According to the current Board, the Obama-era WorldMark by Wyndham decision was not faithful to prior Board law concerning “concertedness,” and was susceptible to absurd results—viz., purely individual gripes would be cloaked in protection under the Act. However, through Alstate Maintenance, LLC, the current Board overruled WorldMark by Wyndham. In other words, employee comments made in the context of group setting, must be analyzed under the long-standing “concertedness” rubric—including the following, non-exhaustive factors:
(1) Whether the statement was made in an employee meeting called by the employer to announce a decision affecting wages, hours, or some other term or condition of employment;
(2) Whether the decision affects multiple employees attending the meeting;
(3) Whether the employee who speaks up in response to the announcement did so to protest or complain about the decision, not merely to ask questions about how the decision has been or will be implemented;
(4) Whether the speaker protested or complained about the decision’s effect on the workforce generally or some portion of the workforce, not solely about its effect on the speaker himself or herself; and
(5) Whether the meeting presented the first opportunity employees had to address the decision, so that the speaker had no opportunity to discuss it with other employees beforehand.

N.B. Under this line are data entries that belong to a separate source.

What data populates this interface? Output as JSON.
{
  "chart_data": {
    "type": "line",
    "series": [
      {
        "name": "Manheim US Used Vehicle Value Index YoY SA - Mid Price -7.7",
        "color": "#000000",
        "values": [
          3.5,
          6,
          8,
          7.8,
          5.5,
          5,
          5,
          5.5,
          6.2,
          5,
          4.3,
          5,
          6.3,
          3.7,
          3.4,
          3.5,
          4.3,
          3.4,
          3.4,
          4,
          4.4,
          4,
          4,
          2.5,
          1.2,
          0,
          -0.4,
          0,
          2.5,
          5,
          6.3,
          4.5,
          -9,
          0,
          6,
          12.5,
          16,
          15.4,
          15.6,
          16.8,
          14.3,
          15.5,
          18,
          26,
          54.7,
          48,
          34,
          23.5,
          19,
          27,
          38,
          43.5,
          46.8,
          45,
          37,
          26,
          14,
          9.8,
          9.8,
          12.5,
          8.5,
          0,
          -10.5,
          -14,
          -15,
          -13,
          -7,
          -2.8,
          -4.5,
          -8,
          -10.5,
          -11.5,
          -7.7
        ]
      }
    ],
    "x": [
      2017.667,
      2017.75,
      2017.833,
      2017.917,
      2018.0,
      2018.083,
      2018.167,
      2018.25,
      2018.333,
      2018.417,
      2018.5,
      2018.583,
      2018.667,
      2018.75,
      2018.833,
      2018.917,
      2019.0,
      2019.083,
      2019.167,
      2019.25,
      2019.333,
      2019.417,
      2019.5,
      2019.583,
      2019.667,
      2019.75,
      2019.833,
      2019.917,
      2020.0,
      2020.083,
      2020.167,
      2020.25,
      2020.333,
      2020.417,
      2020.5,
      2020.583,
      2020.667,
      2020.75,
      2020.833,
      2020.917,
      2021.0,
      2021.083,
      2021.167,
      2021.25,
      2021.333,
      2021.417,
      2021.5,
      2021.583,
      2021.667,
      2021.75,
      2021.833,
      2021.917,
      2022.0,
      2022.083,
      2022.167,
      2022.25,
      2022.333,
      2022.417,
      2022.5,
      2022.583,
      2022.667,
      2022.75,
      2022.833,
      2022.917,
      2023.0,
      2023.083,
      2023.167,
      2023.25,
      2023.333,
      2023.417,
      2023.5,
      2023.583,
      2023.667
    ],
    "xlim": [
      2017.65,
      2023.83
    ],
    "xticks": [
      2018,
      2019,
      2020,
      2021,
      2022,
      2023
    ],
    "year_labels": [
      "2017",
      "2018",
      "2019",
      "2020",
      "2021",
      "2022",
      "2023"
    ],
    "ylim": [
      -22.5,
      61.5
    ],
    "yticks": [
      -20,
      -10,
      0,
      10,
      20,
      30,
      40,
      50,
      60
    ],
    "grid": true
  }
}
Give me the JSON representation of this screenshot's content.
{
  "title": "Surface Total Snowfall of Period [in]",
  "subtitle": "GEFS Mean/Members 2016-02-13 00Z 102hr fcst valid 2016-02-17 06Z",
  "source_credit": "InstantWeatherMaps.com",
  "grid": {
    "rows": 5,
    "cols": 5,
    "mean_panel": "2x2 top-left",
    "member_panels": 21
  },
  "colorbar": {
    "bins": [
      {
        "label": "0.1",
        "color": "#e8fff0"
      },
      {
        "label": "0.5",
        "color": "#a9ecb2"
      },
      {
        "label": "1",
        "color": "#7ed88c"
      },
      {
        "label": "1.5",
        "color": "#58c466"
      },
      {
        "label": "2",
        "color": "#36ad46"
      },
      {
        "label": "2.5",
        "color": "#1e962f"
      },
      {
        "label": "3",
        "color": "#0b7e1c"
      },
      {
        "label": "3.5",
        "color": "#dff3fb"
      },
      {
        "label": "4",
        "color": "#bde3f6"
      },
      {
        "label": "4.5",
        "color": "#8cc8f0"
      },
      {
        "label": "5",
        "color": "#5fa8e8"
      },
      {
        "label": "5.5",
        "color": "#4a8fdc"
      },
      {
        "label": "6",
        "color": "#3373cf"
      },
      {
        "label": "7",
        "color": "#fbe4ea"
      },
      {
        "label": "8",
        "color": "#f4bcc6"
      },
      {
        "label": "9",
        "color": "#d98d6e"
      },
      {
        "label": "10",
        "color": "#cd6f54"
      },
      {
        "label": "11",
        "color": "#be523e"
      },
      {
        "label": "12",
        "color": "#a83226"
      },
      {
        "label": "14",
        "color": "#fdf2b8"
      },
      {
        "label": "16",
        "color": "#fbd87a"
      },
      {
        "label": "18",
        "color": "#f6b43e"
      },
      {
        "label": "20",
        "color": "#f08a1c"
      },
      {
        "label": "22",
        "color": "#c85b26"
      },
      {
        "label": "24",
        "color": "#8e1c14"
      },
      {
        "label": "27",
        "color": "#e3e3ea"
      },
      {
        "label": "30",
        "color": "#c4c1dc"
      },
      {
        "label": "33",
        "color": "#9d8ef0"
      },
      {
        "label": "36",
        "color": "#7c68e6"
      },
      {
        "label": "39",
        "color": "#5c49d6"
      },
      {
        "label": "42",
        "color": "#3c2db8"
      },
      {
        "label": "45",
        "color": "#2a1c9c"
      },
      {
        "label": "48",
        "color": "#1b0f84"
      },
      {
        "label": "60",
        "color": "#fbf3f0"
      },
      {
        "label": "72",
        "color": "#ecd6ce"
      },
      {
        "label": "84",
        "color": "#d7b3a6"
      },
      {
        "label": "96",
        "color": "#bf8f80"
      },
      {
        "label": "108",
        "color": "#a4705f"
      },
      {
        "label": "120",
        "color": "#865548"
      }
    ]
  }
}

Applying the newly-reiterated rubric and newly-articulated factors [above], the Board majority “easily [found] that [complainant employee] did not engage in concerted activity.” More specifically, the Board concluded that based upon the unique facts of the case, the complainant employee was not brining a truly group complaint to the attention of management. For example, the Board stated that, “[t]here is no evidence that the tipping habits of soccer players had been a topic of conversation among the skycaps prior to [complainant employee’s] statement.”
Also, the Board concluded that complainant employee’s statement, in and of itself, does not demonstrate that complainant employee was seeking to initiate or induce group action. On this point, the Board found significant the fact that at the administrative hearing, the complainant employee characterized his statement about being stiffed by the soccer team as “just a comment”—one that was not aimed at changing policies or practices. The Board found, “[w]here a statement looks forward to no action at all, it is more than likely mere griping, and we find as much here.”
Finally, it should be noted that through Footnote 2 of the decision, the Board hints that given the right set of circumstances, it is poised to reexamine the doctrine of “inherently concerted” activity, through which certain comments—those concerning wages, work schedules and job security—in and of themselves, are automatically protected under the Act [without an exacting analysis of “concertedness”]. Accordingly, this is worth watching closely.
Employers, both union and nonunion, are wise to carefully consider the possibility of protected concerted activity when scrutinizing employee conduct that is viewed by management as insubordinate behavior supporting employee discipline. The Alstate Maintenance, LLC case teaches that a thorough investigation of the facts—including the specific context in which employee comments are made, and the history of similar employee comments—is imperative to avoid making a potentially costly misstep.